Researchers from Washington University in St. Louis have recently developed a new method to measure third trimester growth and folding patterns of babies' brains, according to a March 5 university news release. The folding patterns in a baby's brain, researchers specifically found, can be as unique to an individual as are fingerprints.
“One of the things that’s really interesting about people’s brains is that they are so different, yet so similar,” said Philip Bayly, PhD, a professor of mechanical engineering at Washington University, according to the news release. “We all have the same components, but our brain folds are like fingerprints: Everyone has a different pattern. Understanding the mechanical process of folding—when it occurs—might be a way to detect problems for brain development down the road.”

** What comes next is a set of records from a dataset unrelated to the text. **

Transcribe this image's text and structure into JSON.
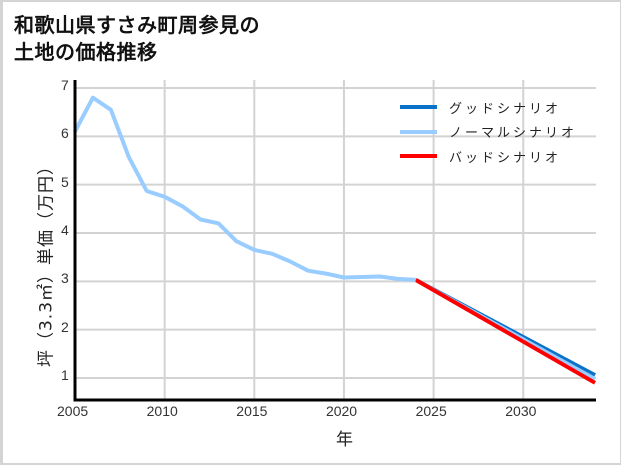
{
  "title": {
    "line1": "和歌山県すさみ町周参見の",
    "line2": "土地の価格推移"
  },
  "axes": {
    "xlabel": "年",
    "ylabel": "坪（3.3㎡）単価（万円）",
    "xticks": [
      "2005",
      "2010",
      "2015",
      "2020",
      "2025",
      "2030"
    ],
    "yticks": [
      "1",
      "2",
      "3",
      "4",
      "5",
      "6",
      "7"
    ]
  },
  "legend": [
    {
      "label": "グッドシナリオ",
      "color": "#0a72c8"
    },
    {
      "label": "ノーマルシナリオ",
      "color": "#99ccff"
    },
    {
      "label": "バッドシナリオ",
      "color": "#ff0000"
    }
  ],
  "chart_data": {
    "type": "line",
    "title": "和歌山県すさみ町周参見の土地の価格推移",
    "xlabel": "年",
    "ylabel": "坪（3.3㎡）単価（万円）",
    "xlim": [
      2005,
      2034
    ],
    "ylim": [
      0.55,
      7
    ],
    "grid": true,
    "legend_position": "upper right",
    "series": [
      {
        "name": "ノーマルシナリオ (実績)",
        "color": "#99ccff",
        "x": [
          2005,
          2006,
          2007,
          2008,
          2009,
          2010,
          2011,
          2012,
          2013,
          2014,
          2015,
          2016,
          2017,
          2018,
          2019,
          2020,
          2021,
          2022,
          2023,
          2024
        ],
        "values": [
          6.1,
          6.8,
          6.55,
          5.57,
          4.87,
          4.75,
          4.55,
          4.28,
          4.2,
          3.83,
          3.65,
          3.57,
          3.41,
          3.22,
          3.16,
          3.08,
          3.09,
          3.1,
          3.05,
          3.03
        ]
      },
      {
        "name": "グッドシナリオ",
        "color": "#0a72c8",
        "x": [
          2024,
          2034
        ],
        "values": [
          3.03,
          1.06
        ]
      },
      {
        "name": "ノーマルシナリオ",
        "color": "#99ccff",
        "x": [
          2024,
          2034
        ],
        "values": [
          3.03,
          0.98
        ]
      },
      {
        "name": "バッドシナリオ",
        "color": "#ff0000",
        "x": [
          2024,
          2034
        ],
        "values": [
          3.03,
          0.9
        ]
      }
    ]
  }
}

Researchers analyzed 3D magnetic resonance brain images from 30 premature babies scanned by Christopher Smyser, MD, and his pediatric neuroimaging team. The babies were scanned two to four times each during their 28th to 30th week in utero. A computer algorithm was then used to calculate precise maps of cortical expansion, and researchers also utilized a minimum energy approach to compare brain surfaces at differences times to analyze folding patterns.
“When you use this minimum energy approach, you get rid of a lot of noise in the analysis, and what emerged were these subtle patterns of growth that were previously hidden in the data," Bayly said. "Not only do we have a better picture of these developmental processes in general, but doctors should hopefully be able to assess individual patients, take a look at their pattern of brain development and figure out how it’s tracking.”